The Cowboys are still atop the NFC East. They still have the second best record in the NFC at 7-3. But what's also certain is that if they don't get more production out of their offense, starting Sunday against the Panthers, their playoffs hopes might fade as well.

Following the Panthers is a Thanksgiving Day battle against the Dolphins and then a division showdown against the red-hot Eagles, who have won five straight games.

"I think we do have an opportunity," Coach Bill Parcells said. "But if we don't improve ourselves from what we did [against New England], we don't have any chance at all."

Against the Patriots the Cowboys got another solid effort from their top-ranked defense but self-destructing play offense gave them no chance.

And Parcells said that can't happen again.

"It's crystal clear what happened. We just didn't give ourselves a chance to do anything," Parcells said. "Eleven mental errors, four dropped balls, five offensive penalties, three turnovers and a sack. This is all on offense."

Parcells realizes, as long as these bouts of ineptitude remain, losing will too. You can't drop balls, jump offside, throw interceptions, not protect your quarterback and run the wrong routes and expect to win too many games. istakes almost always lose them, not vice versa.

All of which is fixable, which Parcells quickly noted is quite different from fixed. "It's back to that, 'Just because you know what the problem is, you don't always do a good job with it,'" he said, adding that mental errors, drops and penalties all result from lack of player concentration. "But we haven't got much time to dwell on that."

The Cowboys are three games into a five-game November stretch Parcells dubbed "Showtime" a couple of weeks ago. So far, so good. They are 2-1. But they need to win at least one, if not both, of their next two games against Carolina and Miami. Neither is easy. The Panthers are one of the best defensive teams in the league. The Dolphins, who come in four days after the Panthers for Thanksgiving, are no slouches either.

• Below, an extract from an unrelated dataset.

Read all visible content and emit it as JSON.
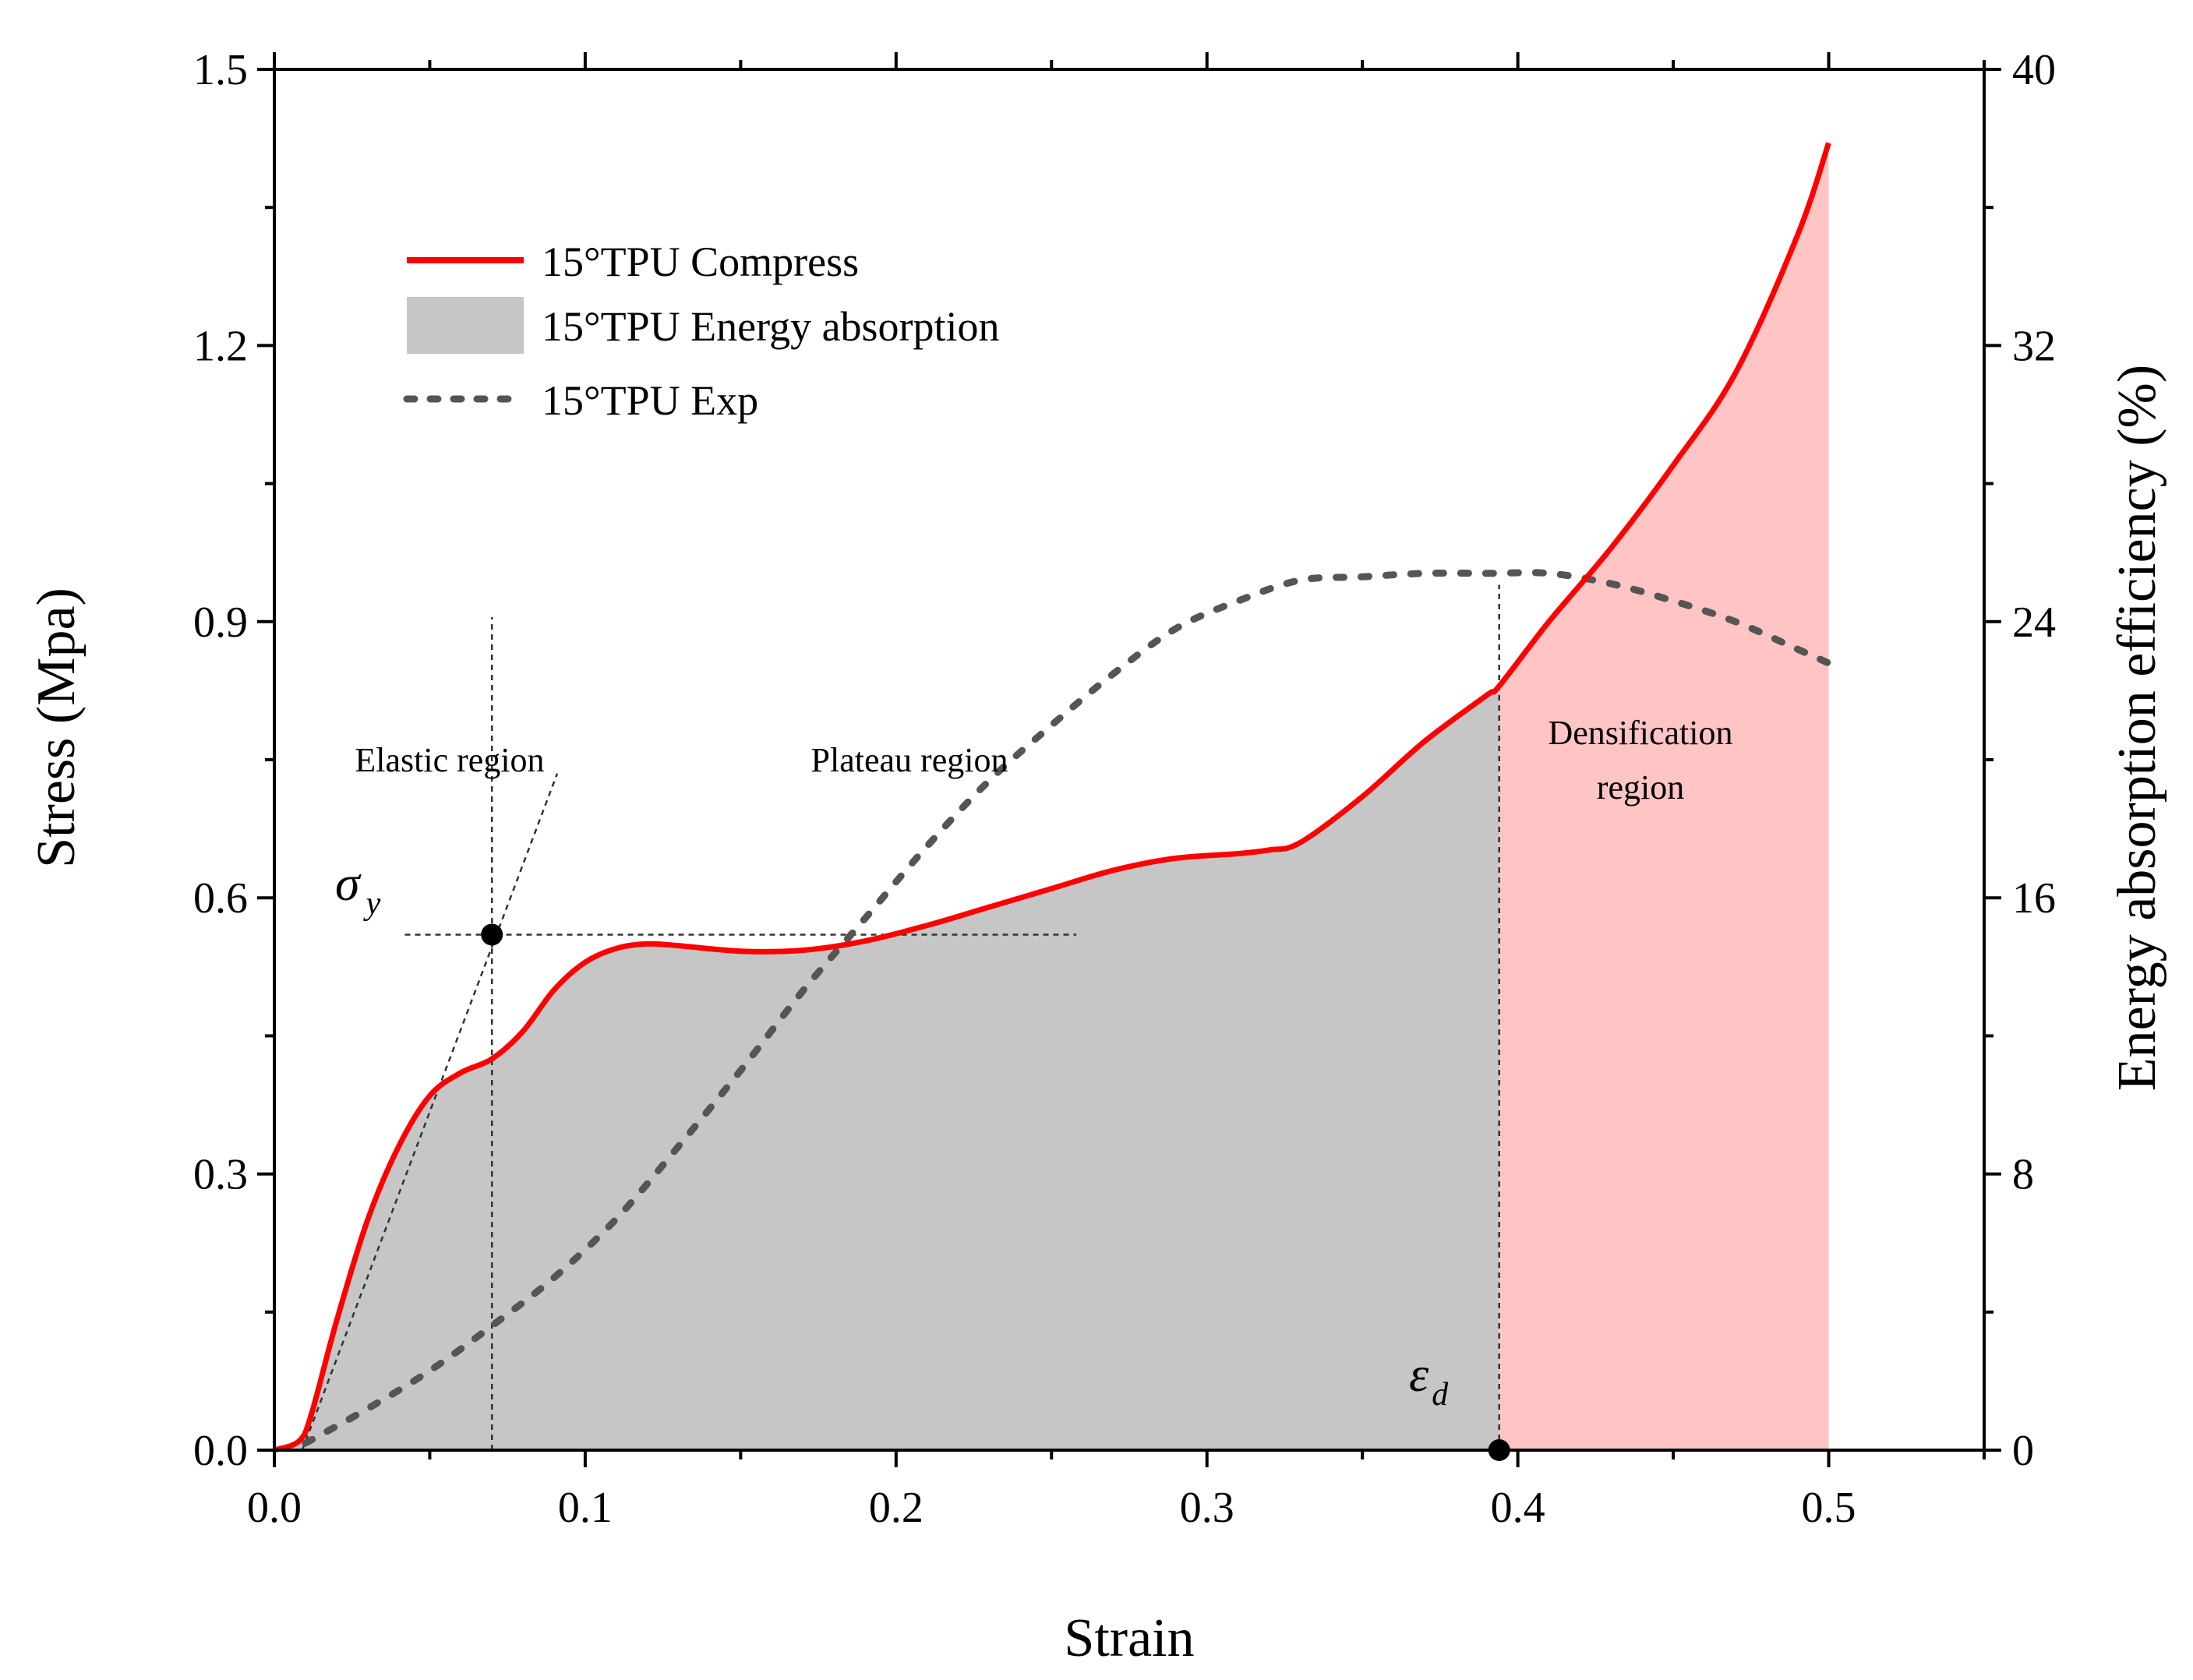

What the Cowboys need to do between now and then is locate their offense. But the problem areas are more plentiful than the non-problem areas.

The offensive line has reverted to last season's poor form against the bigger and badder defensive lines in the NFL. The running game has been nonexistent. There are no clear playmakers. And the passing game, which was spectacular early, seemingly has dwindled every week before virtually disappearing Sunday in New England.

The Cowboys averaged 25 points per game in their first six games and have managed only 31 in the last four.

"I'm not going to get into who's doing what, but I would definitely not say that," Parcells said when asked if he felt quarterback Quincy Carter has regressed.

"I think [with] what happened to him [against New England] you don't have a real good chance to be successful. You've got that kind of penalties, that kind of yardage to overcome, we had some no-hitters in there in the backfield, coming right in on him quickly three or four times. I would say he, obviously, can do a better job as well, but he did improvise last night a few things that worked pretty good. We just have to give him a lot more help than he got."

They could definitely use some help from the running game. It has taken steps back. Troy Hambrick leads the NFL in negative rushing plays. He had two Sunday. One came on fourth-and-one. And while blaming Hambrick is easy, Parcells said it is too simplistic.

It is not one thing that is tripping up the Cowboys' offense. "By virtue of those things happening, do we have a problem with the running game? Yeah," Parcells said.

"But I don't think you can just pick out the running game and say 'You have a lousy running game.' One of the reasons why it's lousy is because you get penalties on it, you didn't convert some short third downs, the long-yardage situations weren't manageable for you the majority of the time and as a result you got some pressure and we just didn't move the ball as well as you should."

They couldn't run the ball, so they couldn't pass. They couldn't pass, so they couldn't run. And the bottom line is they can't score. It's all a vicious cycle the Cowboys need to stop before they undo their promising start.

"Sure, we're in good position," Parcells said. "But we're going to have to change some things around or that position won't be good for long. I told them I don't want them to get down on themselves, and that we don't have that luxury now of doing that. Hopefully we can come back and perform a little bit better than we have. That's what I'm hopeful of doing."

SERIES HISTORY: 9th meeting. The Cowboys lead the series 7-1. The Patriots won the last meeting 13-6 in 1999. The last Cowboys win came in 1996, 12-6.